Alison Burke Albers, Ph.D. is an assistant professor in the Department of Community Health Sciences at the Boston University School of Public Health. Previously, her work focused on tobacco control, and she has recently shifted to applying research methods from this area to alcohol control. She is a co-investigator for a NIAAA-funded study of alcohol brand use among underage youth.

William DeJong, Ph.D. is a professor in the Department of Community Health Sciences at the Boston University School of Public Health (BUSPH), where he teaches courses in intervention planning, health communications, and program evaluation. Dr. DeJong is the author of nearly 400 professional publications in the fields of alcohol and tobacco control, criminal justice, health communications, health promotion, and social psychology. Many of these publications focus on issues related to alcohol and other drug problems among U.S. college students.

Timothy Naimi is a clinician–investigator with the Section of General Internal Medicine at Boston Medical Center and an associate professor at the Boston University Schools of Medicine and Public Health. His areas of research include binge drinking, youth drinking, and alcohol control policies.

THE AUTHORS

Dr. Michael Siegel is a professor in the Department of Community Health Sciences at the Boston University School of Public Health. He has been a researcher in the tobacco control area for the past 25 years. Recently, he began conducting alcohol research, transferring many of the research methods he developed in the tobacco field over to alcohol. He is co-Principal Investigator for an NIAAA-funded study of alcohol brand use among underage youth.

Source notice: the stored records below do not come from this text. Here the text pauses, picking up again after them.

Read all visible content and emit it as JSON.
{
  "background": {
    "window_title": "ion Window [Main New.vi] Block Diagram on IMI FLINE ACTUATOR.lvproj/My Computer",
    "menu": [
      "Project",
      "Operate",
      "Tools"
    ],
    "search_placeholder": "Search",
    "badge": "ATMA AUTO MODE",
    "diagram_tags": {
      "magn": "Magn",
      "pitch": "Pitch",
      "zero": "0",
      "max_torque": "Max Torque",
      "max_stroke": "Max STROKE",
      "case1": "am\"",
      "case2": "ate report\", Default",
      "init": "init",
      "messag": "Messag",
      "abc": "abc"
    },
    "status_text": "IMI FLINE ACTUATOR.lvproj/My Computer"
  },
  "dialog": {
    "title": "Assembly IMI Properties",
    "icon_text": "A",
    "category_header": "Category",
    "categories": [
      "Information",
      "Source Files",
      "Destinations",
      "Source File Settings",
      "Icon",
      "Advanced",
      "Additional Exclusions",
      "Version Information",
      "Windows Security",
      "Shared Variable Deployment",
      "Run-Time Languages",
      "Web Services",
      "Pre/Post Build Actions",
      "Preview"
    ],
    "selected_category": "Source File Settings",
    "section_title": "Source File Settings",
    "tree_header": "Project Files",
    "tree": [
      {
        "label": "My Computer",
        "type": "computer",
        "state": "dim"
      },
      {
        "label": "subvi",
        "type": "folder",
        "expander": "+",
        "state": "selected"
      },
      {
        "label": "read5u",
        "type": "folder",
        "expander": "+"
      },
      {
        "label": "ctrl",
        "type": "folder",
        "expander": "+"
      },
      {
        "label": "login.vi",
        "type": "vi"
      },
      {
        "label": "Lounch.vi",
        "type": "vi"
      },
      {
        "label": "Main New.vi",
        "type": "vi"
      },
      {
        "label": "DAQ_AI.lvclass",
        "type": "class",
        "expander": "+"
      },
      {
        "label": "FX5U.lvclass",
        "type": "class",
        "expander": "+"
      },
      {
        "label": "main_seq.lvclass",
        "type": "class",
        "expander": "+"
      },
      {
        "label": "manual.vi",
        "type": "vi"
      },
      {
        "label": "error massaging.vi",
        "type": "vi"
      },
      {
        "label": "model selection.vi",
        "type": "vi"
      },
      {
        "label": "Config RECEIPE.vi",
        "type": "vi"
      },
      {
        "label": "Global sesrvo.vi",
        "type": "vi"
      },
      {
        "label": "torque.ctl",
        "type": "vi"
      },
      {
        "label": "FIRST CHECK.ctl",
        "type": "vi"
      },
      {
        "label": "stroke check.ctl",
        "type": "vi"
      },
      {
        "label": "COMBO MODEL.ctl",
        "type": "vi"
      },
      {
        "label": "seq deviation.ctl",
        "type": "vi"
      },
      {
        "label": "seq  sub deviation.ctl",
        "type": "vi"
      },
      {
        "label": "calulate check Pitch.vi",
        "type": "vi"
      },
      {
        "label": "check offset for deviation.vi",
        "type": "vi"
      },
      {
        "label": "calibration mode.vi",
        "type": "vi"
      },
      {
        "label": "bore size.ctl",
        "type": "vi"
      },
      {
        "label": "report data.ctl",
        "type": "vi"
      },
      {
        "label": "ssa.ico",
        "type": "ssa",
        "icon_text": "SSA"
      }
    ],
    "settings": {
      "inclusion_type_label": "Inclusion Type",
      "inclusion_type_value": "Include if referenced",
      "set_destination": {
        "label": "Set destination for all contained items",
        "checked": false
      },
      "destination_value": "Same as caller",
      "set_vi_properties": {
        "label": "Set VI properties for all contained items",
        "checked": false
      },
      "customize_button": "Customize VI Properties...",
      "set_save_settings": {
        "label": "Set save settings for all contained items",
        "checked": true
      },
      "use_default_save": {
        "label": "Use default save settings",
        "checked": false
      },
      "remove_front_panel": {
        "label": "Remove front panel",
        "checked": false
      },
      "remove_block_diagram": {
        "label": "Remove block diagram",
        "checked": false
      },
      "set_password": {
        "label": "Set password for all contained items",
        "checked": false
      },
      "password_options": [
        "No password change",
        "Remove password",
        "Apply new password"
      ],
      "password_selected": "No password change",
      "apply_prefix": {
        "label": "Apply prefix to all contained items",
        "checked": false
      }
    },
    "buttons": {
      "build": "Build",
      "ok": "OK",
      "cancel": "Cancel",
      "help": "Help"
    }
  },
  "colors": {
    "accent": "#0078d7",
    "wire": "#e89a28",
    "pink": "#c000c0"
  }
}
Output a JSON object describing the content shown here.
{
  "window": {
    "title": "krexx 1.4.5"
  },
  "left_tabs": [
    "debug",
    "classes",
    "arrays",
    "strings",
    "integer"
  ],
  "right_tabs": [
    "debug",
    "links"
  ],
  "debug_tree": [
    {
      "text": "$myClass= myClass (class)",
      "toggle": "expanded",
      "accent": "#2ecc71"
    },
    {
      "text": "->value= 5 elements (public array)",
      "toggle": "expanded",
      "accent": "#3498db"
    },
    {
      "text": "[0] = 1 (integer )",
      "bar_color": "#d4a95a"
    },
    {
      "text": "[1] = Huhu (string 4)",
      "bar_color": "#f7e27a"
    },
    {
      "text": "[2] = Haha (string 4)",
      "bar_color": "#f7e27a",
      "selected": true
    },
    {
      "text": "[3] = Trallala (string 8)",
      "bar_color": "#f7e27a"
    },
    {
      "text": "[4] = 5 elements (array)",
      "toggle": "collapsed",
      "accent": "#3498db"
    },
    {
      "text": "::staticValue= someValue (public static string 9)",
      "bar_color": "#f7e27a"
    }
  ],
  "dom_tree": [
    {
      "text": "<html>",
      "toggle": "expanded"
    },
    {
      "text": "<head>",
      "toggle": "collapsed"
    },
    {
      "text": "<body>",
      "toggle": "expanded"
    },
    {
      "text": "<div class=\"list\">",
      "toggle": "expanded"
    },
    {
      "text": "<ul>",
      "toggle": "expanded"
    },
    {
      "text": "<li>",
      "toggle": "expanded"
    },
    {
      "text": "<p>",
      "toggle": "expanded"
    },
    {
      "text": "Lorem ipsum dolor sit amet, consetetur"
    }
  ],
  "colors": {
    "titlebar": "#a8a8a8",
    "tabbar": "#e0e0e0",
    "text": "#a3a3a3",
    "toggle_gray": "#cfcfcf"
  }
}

David H. Jernigan, Ph.D. is an associate professor in the Department of Health, Behavior and Society and the Director of the Center on Alcohol Marketing and Youth at the Johns Hopkins Bloomberg School of Public Health, where he teaches courses on media advocacy and alcohol policy. He also leads two other research projects: a collaboration with Boston University School of Public Health looking at youth alcohol brand preference and brand-level exposure to alcohol marketing, and a four-university collaborative examining the social and health effects of changes in alcohol pricing. He has worked as an advisor to the World Health Organization and the World Bank, was principal author of WHO's first Global Status Report on Alcohol and Global Status Report on Alcohol and Youth, and co-authored Media Advocacy and Public Health: Power for Prevention, and Alcohol in the Developing World: A Public Health Perspective.

GLOSSARY

  • Internet panel: An internet panel is a sample of individuals who agree to participate in online survey research. The panel may be recruited by probability or nonprobability sampling methods.

  • Popular & Unpopular Alcoholic Beverage Brands. A brand's volume-based market share is the percentage of all standard drinks consumed during the past 30 days by all respondents combined that was attributable to that brand. “Popular brands” were categorized as those with a market share ≥ 0.87% and “unpopular brands” as those with a market share of < 0.87%.

  • Prevalence of Past 30-day Consumption. The prevalence of past 30-day consumption of each alcohol brand is the proportion of respondents who reported having consumed the brand in the past 30 days.